In the Goodyear case the original trial judge said he was not compelled to
follow earlier authority [notably Withers v Perry Chain Co Ltd [1961 1 WLR
1314]. with Goodyear, the company doctor had advised moving the employee,
the H & S Manager had agreed, as line manager of Coxall would have had the
doctor's advice reached him. The failure to follow that advice to move -
or to ultimately dismiss - Coxall was a breach of the employer's duty.

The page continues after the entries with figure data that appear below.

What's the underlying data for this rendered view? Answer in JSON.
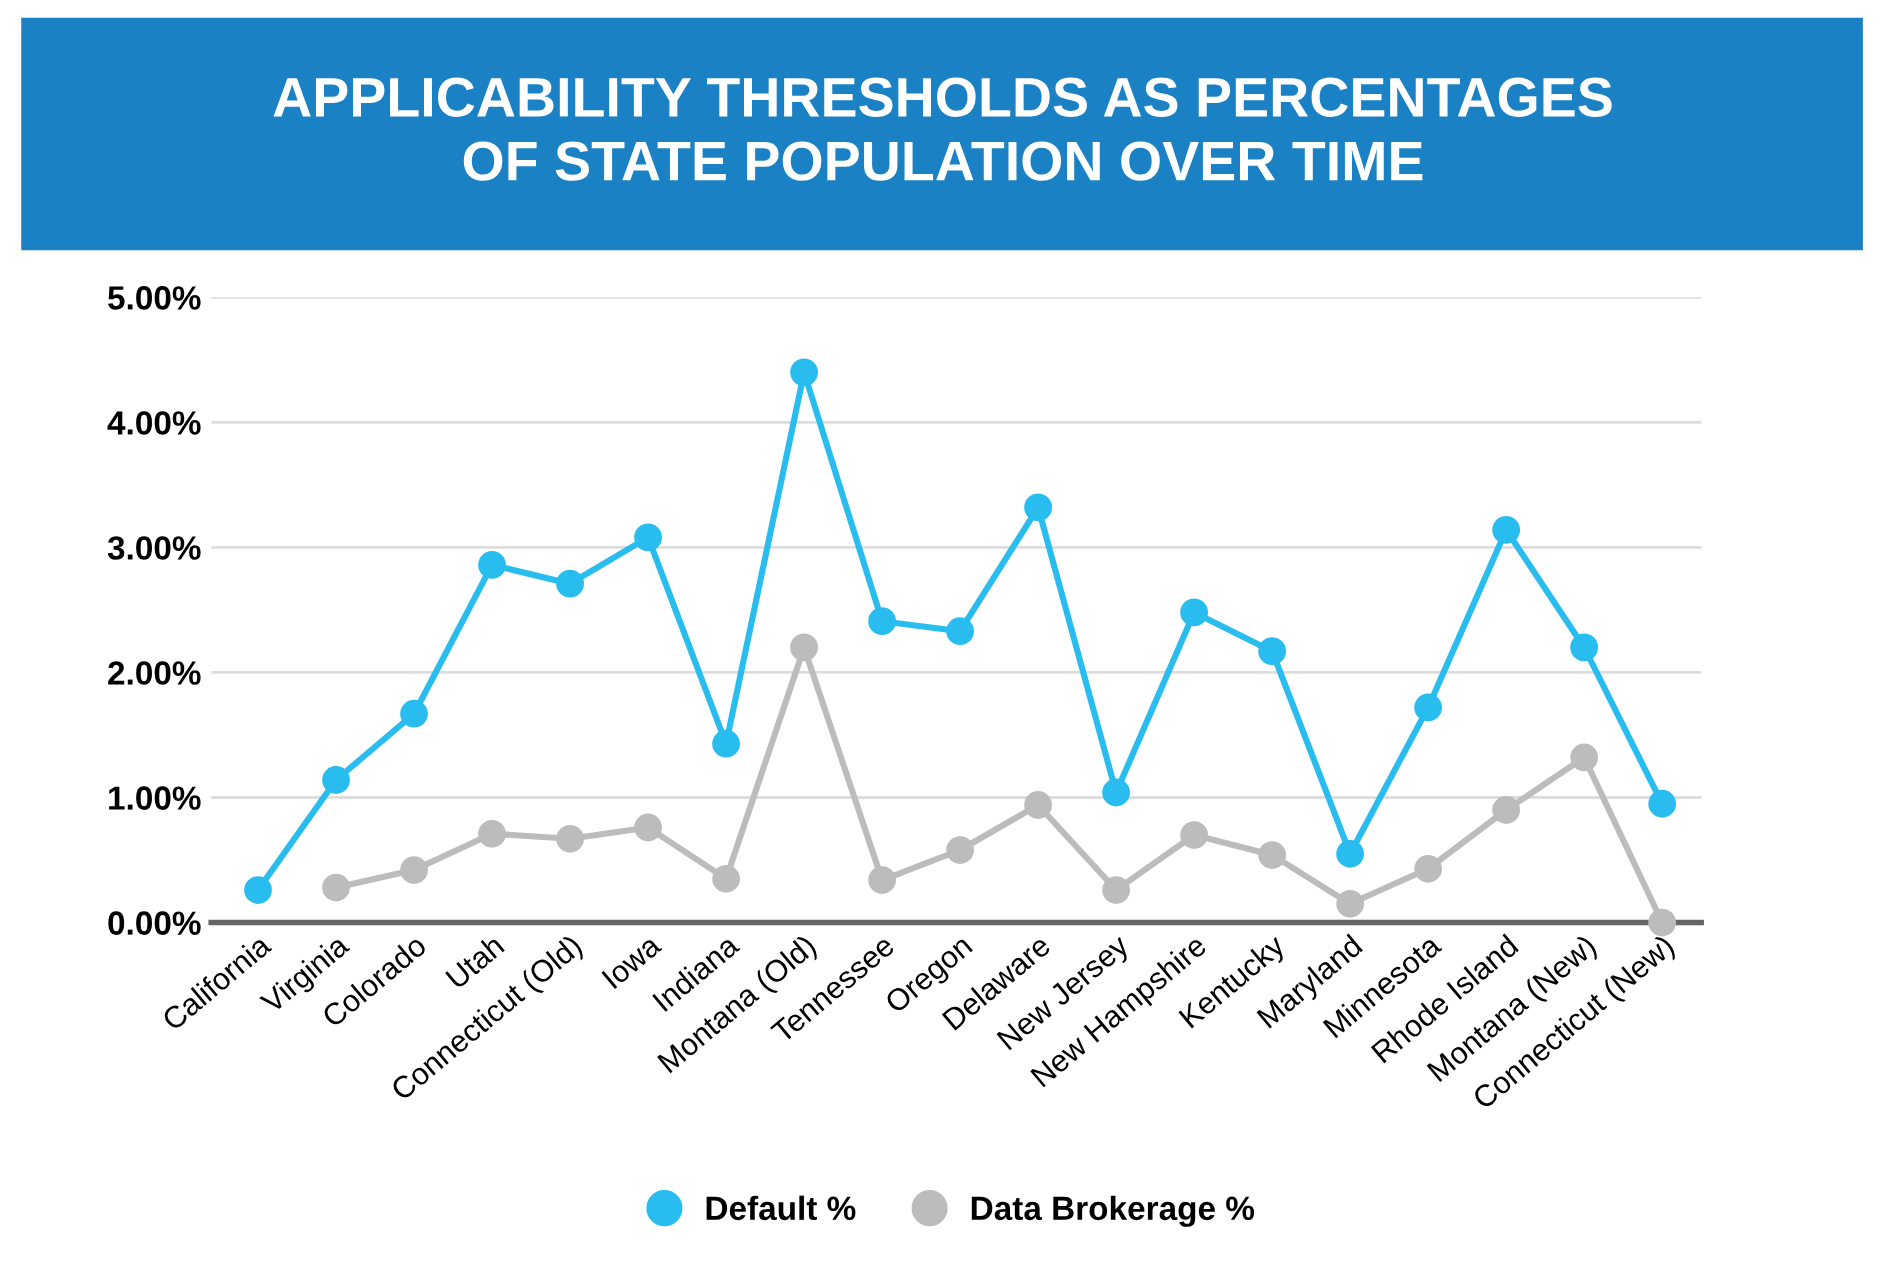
{
  "chart_data": {
    "type": "line",
    "title": "APPLICABILITY THRESHOLDS AS PERCENTAGES\nOF STATE POPULATION OVER TIME",
    "categories": [
      "California",
      "Virginia",
      "Colorado",
      "Utah",
      "Connecticut (Old)",
      "Iowa",
      "Indiana",
      "Montana (Old)",
      "Tennessee",
      "Oregon",
      "Delaware",
      "New Jersey",
      "New Hampshire",
      "Kentucky",
      "Maryland",
      "Minnesota",
      "Rhode Island",
      "Montana (New)",
      "Connecticut (New)"
    ],
    "series": [
      {
        "name": "Default %",
        "color": "#29bdef",
        "values": [
          0.26,
          1.14,
          1.67,
          2.86,
          2.71,
          3.08,
          1.43,
          4.4,
          2.41,
          2.33,
          3.32,
          1.04,
          2.48,
          2.17,
          0.55,
          1.72,
          3.14,
          2.2,
          0.95
        ]
      },
      {
        "name": "Data Brokerage %",
        "color": "#bcbcbc",
        "values": [
          null,
          0.28,
          0.42,
          0.71,
          0.67,
          0.76,
          0.35,
          2.2,
          0.34,
          0.58,
          0.94,
          0.26,
          0.7,
          0.54,
          0.15,
          0.43,
          0.9,
          1.32,
          0.0
        ]
      }
    ],
    "ylim": [
      0,
      5
    ],
    "yticks": [
      {
        "value": 0,
        "label": "0.00%"
      },
      {
        "value": 1,
        "label": "1.00%"
      },
      {
        "value": 2,
        "label": "2.00%"
      },
      {
        "value": 3,
        "label": "3.00%"
      },
      {
        "value": 4,
        "label": "4.00%"
      },
      {
        "value": 5,
        "label": "5.00%"
      }
    ],
    "grid": "y",
    "legend": "bottom",
    "marker": "circle",
    "line_style": "solid"
  }
}
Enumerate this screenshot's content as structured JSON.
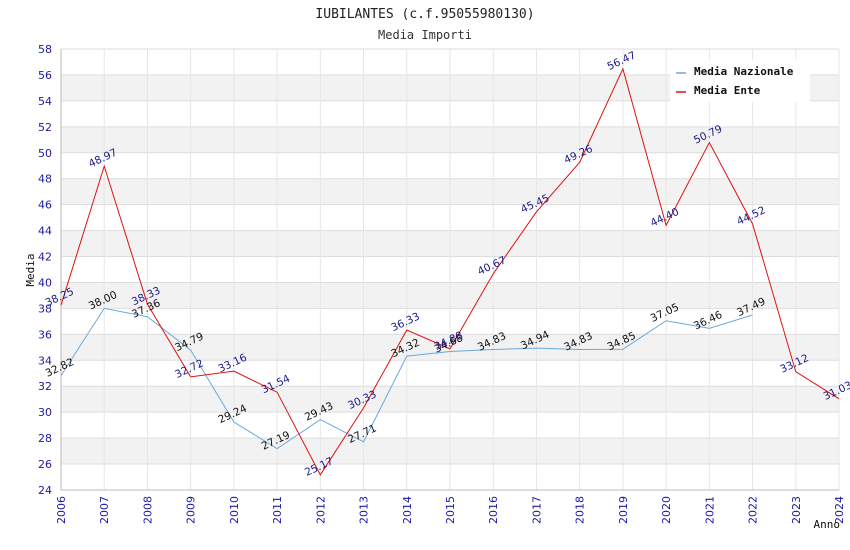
{
  "chart_data": {
    "type": "line",
    "title": "IUBILANTES (c.f.95055980130)",
    "subtitle": "Media Importi",
    "xlabel": "Anno",
    "ylabel": "Media",
    "ylim": [
      24,
      58
    ],
    "ytick_step": 2,
    "x": [
      "2006",
      "2007",
      "2008",
      "2009",
      "2010",
      "2011",
      "2012",
      "2013",
      "2014",
      "2015",
      "2016",
      "2017",
      "2018",
      "2019",
      "2020",
      "2021",
      "2022",
      "2023",
      "2024"
    ],
    "legend_position": "top-right",
    "series": [
      {
        "name": "Media Nazionale",
        "color": "#6aa8e0",
        "values": [
          32.82,
          38.0,
          37.36,
          34.79,
          29.24,
          27.19,
          29.43,
          27.71,
          34.32,
          34.68,
          34.83,
          34.94,
          34.83,
          34.85,
          37.05,
          36.46,
          37.49,
          null,
          null
        ],
        "labels": [
          "32.82",
          "38.00",
          "37.36",
          "34.79",
          "29.24",
          "27.19",
          "29.43",
          "27.71",
          "34.32",
          "34.68",
          "34.83",
          "34.94",
          "34.83",
          "34.85",
          "37.05",
          "36.46",
          "37.49",
          null,
          null
        ]
      },
      {
        "name": "Media Ente",
        "color": "#e01010",
        "values": [
          38.25,
          48.97,
          38.33,
          32.72,
          33.16,
          31.54,
          25.17,
          30.33,
          36.33,
          34.88,
          40.67,
          45.45,
          49.26,
          56.47,
          44.4,
          50.79,
          44.52,
          33.12,
          31.03
        ],
        "labels": [
          "38.25",
          "48.97",
          "38.33",
          "32.72",
          "33.16",
          "31.54",
          "25.17",
          "30.33",
          "36.33",
          "34.88",
          "40.67",
          "45.45",
          "49.26",
          "56.47",
          "44.40",
          "50.79",
          "44.52",
          "33.12",
          "31.03"
        ]
      }
    ]
  }
}
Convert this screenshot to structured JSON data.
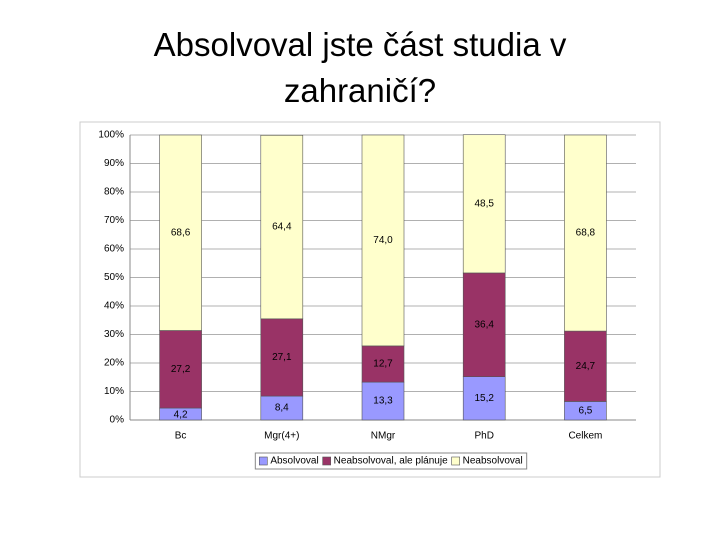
{
  "chart_data": {
    "type": "stacked_bar",
    "title": "Absolvoval jste část studia v zahraničí?",
    "categories": [
      "Bc",
      "Mgr(4+)",
      "NMgr",
      "PhD",
      "Celkem"
    ],
    "series": [
      {
        "name": "Absolvoval",
        "color": "#9999ff",
        "values": [
          4.2,
          8.4,
          13.3,
          15.2,
          6.5
        ],
        "value_labels": [
          "4,2",
          "8,4",
          "13,3",
          "15,2",
          "6,5"
        ]
      },
      {
        "name": "Neabsolvoval, ale plánuje",
        "color": "#993366",
        "values": [
          27.2,
          27.1,
          12.7,
          36.4,
          24.7
        ],
        "value_labels": [
          "27,2",
          "27,1",
          "12,7",
          "36,4",
          "24,7"
        ]
      },
      {
        "name": "Neabsolvoval",
        "color": "#ffffcc",
        "values": [
          68.6,
          64.4,
          74.0,
          48.5,
          68.8
        ],
        "value_labels": [
          "68,6",
          "64,4",
          "74,0",
          "48,5",
          "68,8"
        ]
      }
    ],
    "ylim": [
      0,
      100
    ],
    "yticks": [
      {
        "value": 0,
        "label": "0%"
      },
      {
        "value": 10,
        "label": "10%"
      },
      {
        "value": 20,
        "label": "20%"
      },
      {
        "value": 30,
        "label": "30%"
      },
      {
        "value": 40,
        "label": "40%"
      },
      {
        "value": 50,
        "label": "50%"
      },
      {
        "value": 60,
        "label": "60%"
      },
      {
        "value": 70,
        "label": "70%"
      },
      {
        "value": 80,
        "label": "80%"
      },
      {
        "value": 90,
        "label": "90%"
      },
      {
        "value": 100,
        "label": "100%"
      }
    ],
    "grid": true,
    "legend": "bottom"
  }
}
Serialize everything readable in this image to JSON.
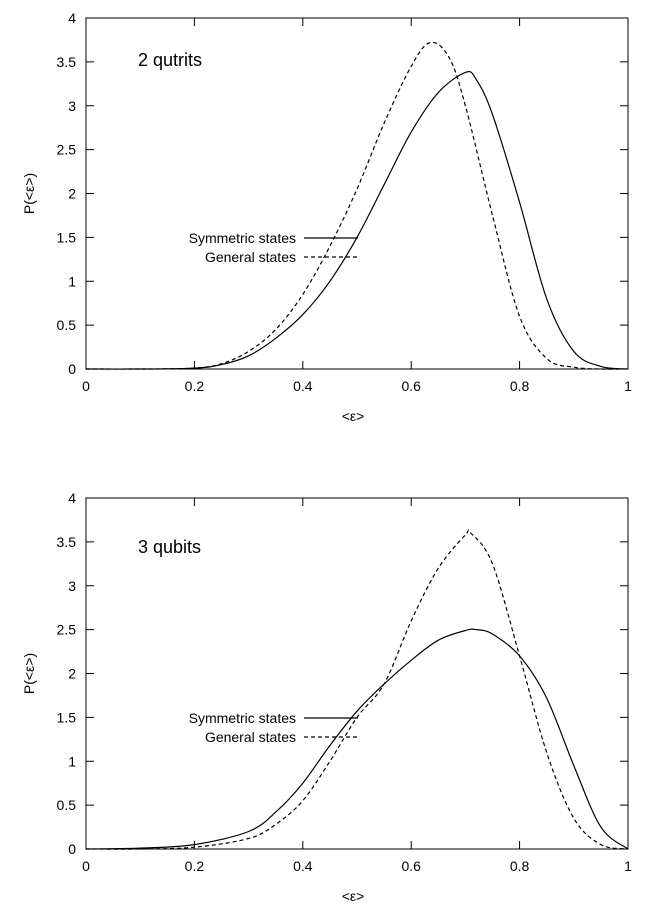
{
  "chart_data": [
    {
      "type": "line",
      "annotation": "2 qutrits",
      "xlabel": "<ε>",
      "ylabel": "P(<ε>)",
      "xlim": [
        0,
        1
      ],
      "ylim": [
        0,
        4
      ],
      "xticks": [
        "0",
        "0.2",
        "0.4",
        "0.6",
        "0.8",
        "1"
      ],
      "yticks": [
        "0",
        "0.5",
        "1",
        "1.5",
        "2",
        "2.5",
        "3",
        "3.5",
        "4"
      ],
      "grid": false,
      "legend_position": "center-left",
      "series": [
        {
          "name": "Symmetric states",
          "style": "solid",
          "color": "#000000",
          "x": [
            0,
            0.1,
            0.2,
            0.25,
            0.3,
            0.35,
            0.4,
            0.45,
            0.5,
            0.55,
            0.6,
            0.65,
            0.7,
            0.72,
            0.75,
            0.8,
            0.85,
            0.9,
            0.95,
            1.0
          ],
          "y": [
            0,
            0,
            0.01,
            0.05,
            0.15,
            0.35,
            0.62,
            1.0,
            1.5,
            2.1,
            2.7,
            3.15,
            3.38,
            3.3,
            2.9,
            1.9,
            0.8,
            0.2,
            0.03,
            0
          ]
        },
        {
          "name": "General states",
          "style": "dashed",
          "color": "#000000",
          "x": [
            0,
            0.1,
            0.2,
            0.25,
            0.3,
            0.35,
            0.4,
            0.45,
            0.5,
            0.55,
            0.6,
            0.635,
            0.67,
            0.7,
            0.75,
            0.8,
            0.85,
            0.9,
            0.95,
            1.0
          ],
          "y": [
            0,
            0,
            0.01,
            0.06,
            0.2,
            0.45,
            0.85,
            1.4,
            2.05,
            2.8,
            3.45,
            3.72,
            3.55,
            3.0,
            1.75,
            0.6,
            0.12,
            0.02,
            0,
            0
          ]
        }
      ]
    },
    {
      "type": "line",
      "annotation": "3 qubits",
      "xlabel": "<ε>",
      "ylabel": "P(<ε>)",
      "xlim": [
        0,
        1
      ],
      "ylim": [
        0,
        4
      ],
      "xticks": [
        "0",
        "0.2",
        "0.4",
        "0.6",
        "0.8",
        "1"
      ],
      "yticks": [
        "0",
        "0.5",
        "1",
        "1.5",
        "2",
        "2.5",
        "3",
        "3.5",
        "4"
      ],
      "grid": false,
      "legend_position": "center-left",
      "series": [
        {
          "name": "Symmetric states",
          "style": "solid",
          "color": "#000000",
          "x": [
            0,
            0.1,
            0.2,
            0.3,
            0.35,
            0.4,
            0.45,
            0.5,
            0.55,
            0.6,
            0.65,
            0.7,
            0.72,
            0.75,
            0.8,
            0.85,
            0.9,
            0.95,
            1.0
          ],
          "y": [
            0,
            0.01,
            0.05,
            0.2,
            0.42,
            0.75,
            1.18,
            1.57,
            1.88,
            2.15,
            2.38,
            2.49,
            2.5,
            2.45,
            2.2,
            1.72,
            0.95,
            0.25,
            0
          ]
        },
        {
          "name": "General states",
          "style": "dashed",
          "color": "#000000",
          "x": [
            0,
            0.1,
            0.2,
            0.3,
            0.35,
            0.4,
            0.45,
            0.5,
            0.55,
            0.6,
            0.65,
            0.7,
            0.71,
            0.75,
            0.8,
            0.85,
            0.9,
            0.95,
            1.0
          ],
          "y": [
            0,
            0,
            0.02,
            0.12,
            0.28,
            0.55,
            1.0,
            1.5,
            1.88,
            2.6,
            3.2,
            3.58,
            3.6,
            3.25,
            2.2,
            1.1,
            0.35,
            0.05,
            0
          ]
        }
      ]
    }
  ]
}
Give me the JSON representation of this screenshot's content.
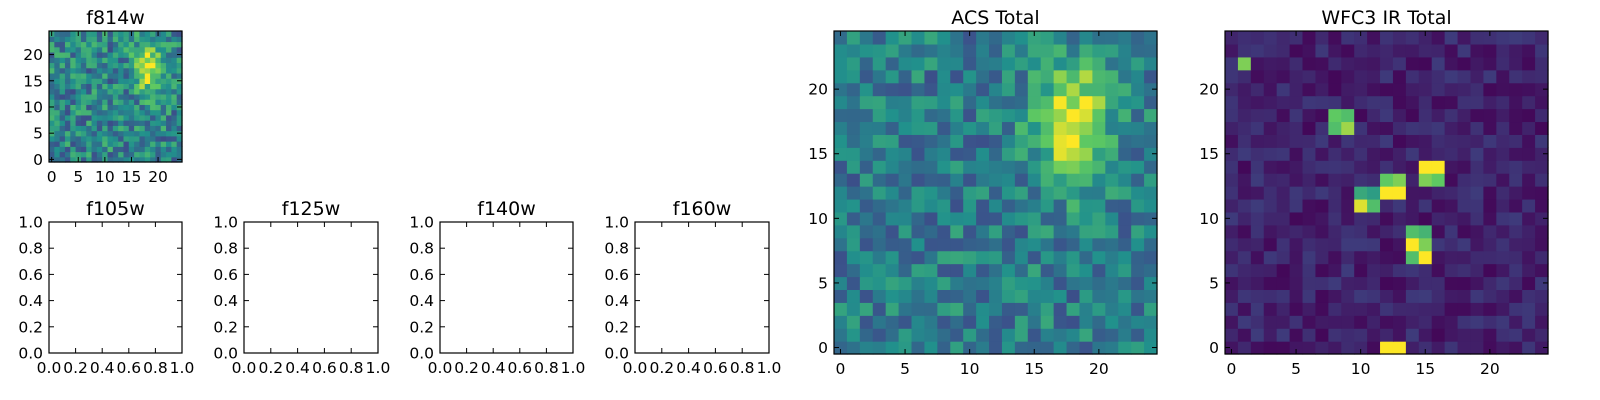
{
  "colormap": [
    "#440154",
    "#3b528b",
    "#21918c",
    "#5ec962",
    "#fde725"
  ],
  "chart_data": [
    {
      "type": "heatmap",
      "title": "f814w",
      "grid_size": [
        25,
        25
      ],
      "xlim": [
        -0.5,
        24.5
      ],
      "ylim": [
        -0.5,
        24.5
      ],
      "xticks": [
        0,
        5,
        10,
        15,
        20
      ],
      "yticks": [
        0,
        5,
        10,
        15,
        20
      ],
      "background_level": 0.45,
      "noise": 0.22,
      "sources": [
        {
          "x": 18,
          "y": 17.5,
          "sx": 1.8,
          "sy": 3.0,
          "amp": 0.6
        }
      ],
      "seed": 11
    },
    {
      "type": "heatmap",
      "title": "f105w",
      "empty": true,
      "xlim": [
        0.0,
        1.0
      ],
      "ylim": [
        0.0,
        1.0
      ],
      "xticks": [
        "0.0",
        "0.2",
        "0.4",
        "0.6",
        "0.8",
        "1.0"
      ],
      "yticks": [
        "0.0",
        "0.2",
        "0.4",
        "0.6",
        "0.8",
        "1.0"
      ]
    },
    {
      "type": "heatmap",
      "title": "f125w",
      "empty": true,
      "xlim": [
        0.0,
        1.0
      ],
      "ylim": [
        0.0,
        1.0
      ],
      "xticks": [
        "0.0",
        "0.2",
        "0.4",
        "0.6",
        "0.8",
        "1.0"
      ],
      "yticks": [
        "0.0",
        "0.2",
        "0.4",
        "0.6",
        "0.8",
        "1.0"
      ]
    },
    {
      "type": "heatmap",
      "title": "f140w",
      "empty": true,
      "xlim": [
        0.0,
        1.0
      ],
      "ylim": [
        0.0,
        1.0
      ],
      "xticks": [
        "0.0",
        "0.2",
        "0.4",
        "0.6",
        "0.8",
        "1.0"
      ],
      "yticks": [
        "0.0",
        "0.2",
        "0.4",
        "0.6",
        "0.8",
        "1.0"
      ]
    },
    {
      "type": "heatmap",
      "title": "f160w",
      "empty": true,
      "xlim": [
        0.0,
        1.0
      ],
      "ylim": [
        0.0,
        1.0
      ],
      "xticks": [
        "0.0",
        "0.2",
        "0.4",
        "0.6",
        "0.8",
        "1.0"
      ],
      "yticks": [
        "0.0",
        "0.2",
        "0.4",
        "0.6",
        "0.8",
        "1.0"
      ]
    },
    {
      "type": "heatmap",
      "title": "ACS Total",
      "grid_size": [
        25,
        25
      ],
      "xlim": [
        -0.5,
        24.5
      ],
      "ylim": [
        -0.5,
        24.5
      ],
      "xticks": [
        0,
        5,
        10,
        15,
        20
      ],
      "yticks": [
        0,
        5,
        10,
        15,
        20
      ],
      "background_level": 0.42,
      "noise": 0.18,
      "sources": [
        {
          "x": 18,
          "y": 17.5,
          "sx": 2.0,
          "sy": 3.2,
          "amp": 0.6
        }
      ],
      "seed": 23
    },
    {
      "type": "heatmap",
      "title": "WFC3 IR Total",
      "grid_size": [
        25,
        25
      ],
      "xlim": [
        -0.5,
        24.5
      ],
      "ylim": [
        -0.5,
        24.5
      ],
      "xticks": [
        0,
        5,
        10,
        15,
        20
      ],
      "yticks": [
        0,
        5,
        10,
        15,
        20
      ],
      "background_level": 0.1,
      "noise": 0.08,
      "bright_pixels": [
        {
          "x": 1,
          "y": 22,
          "v": 0.8
        },
        {
          "x": 8,
          "y": 18,
          "v": 0.75
        },
        {
          "x": 9,
          "y": 18,
          "v": 0.7
        },
        {
          "x": 8,
          "y": 17,
          "v": 0.7
        },
        {
          "x": 9,
          "y": 17,
          "v": 0.85
        },
        {
          "x": 15,
          "y": 14,
          "v": 1.0
        },
        {
          "x": 16,
          "y": 14,
          "v": 1.0
        },
        {
          "x": 15,
          "y": 13,
          "v": 0.8
        },
        {
          "x": 16,
          "y": 13,
          "v": 0.75
        },
        {
          "x": 12,
          "y": 13,
          "v": 0.75
        },
        {
          "x": 13,
          "y": 13,
          "v": 0.8
        },
        {
          "x": 10,
          "y": 12,
          "v": 0.6
        },
        {
          "x": 11,
          "y": 12,
          "v": 0.55
        },
        {
          "x": 12,
          "y": 12,
          "v": 1.0
        },
        {
          "x": 13,
          "y": 12,
          "v": 1.0
        },
        {
          "x": 10,
          "y": 11,
          "v": 0.95
        },
        {
          "x": 11,
          "y": 11,
          "v": 0.7
        },
        {
          "x": 14,
          "y": 9,
          "v": 0.7
        },
        {
          "x": 15,
          "y": 9,
          "v": 0.65
        },
        {
          "x": 14,
          "y": 8,
          "v": 1.0
        },
        {
          "x": 15,
          "y": 8,
          "v": 0.8
        },
        {
          "x": 14,
          "y": 7,
          "v": 0.7
        },
        {
          "x": 15,
          "y": 7,
          "v": 1.0
        },
        {
          "x": 12,
          "y": 0,
          "v": 1.0
        },
        {
          "x": 13,
          "y": 0,
          "v": 1.0
        }
      ],
      "seed": 37
    }
  ]
}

Goodyear contended that not following 'Withers' would place employers in an
impossible position - exposed to personal injury claims if they allow
employees to keep working, and to damages claims for unfair dismissal if
they do not.
The Court of Appeal said that conflicting principles could be resolved only
by reference to the facts of each case. 'Withers' had not been outdated,
but it could not be followed to the extent that employers would be immune
from liability. The principal determinant of whether or not 'Withers'
applies must be the actual nature and extent of the known risk. Goodyear
should have discussed with Coxall all available options once the works
doctor had made his view clear. If he had still insisted on working, the
case would have been different.
NOTE:
In 'Withers' the employee returned to work even though she and her employer
knew that it might exacerbate her dermatitis. The Court of Appeal said
then that the company had given her the best work it could, without which
she would not have worked at all. An employer was under no duty to refuse
to employ a willing worker because in its view it was not in that worker's
interests. That would restrict individual freedom. A company's duty was
restricted to taking all reasonable care for its employees: while a
considerate employer might try to offer alternative safe employment, it had
no obligation to do so.
If any readers are interested in this case, then they should read the full
judgement by obtaining a copy of the appropriate law report (EWCA 2002 Civ
1010) - see your local librarian for details of how to obtain a copy!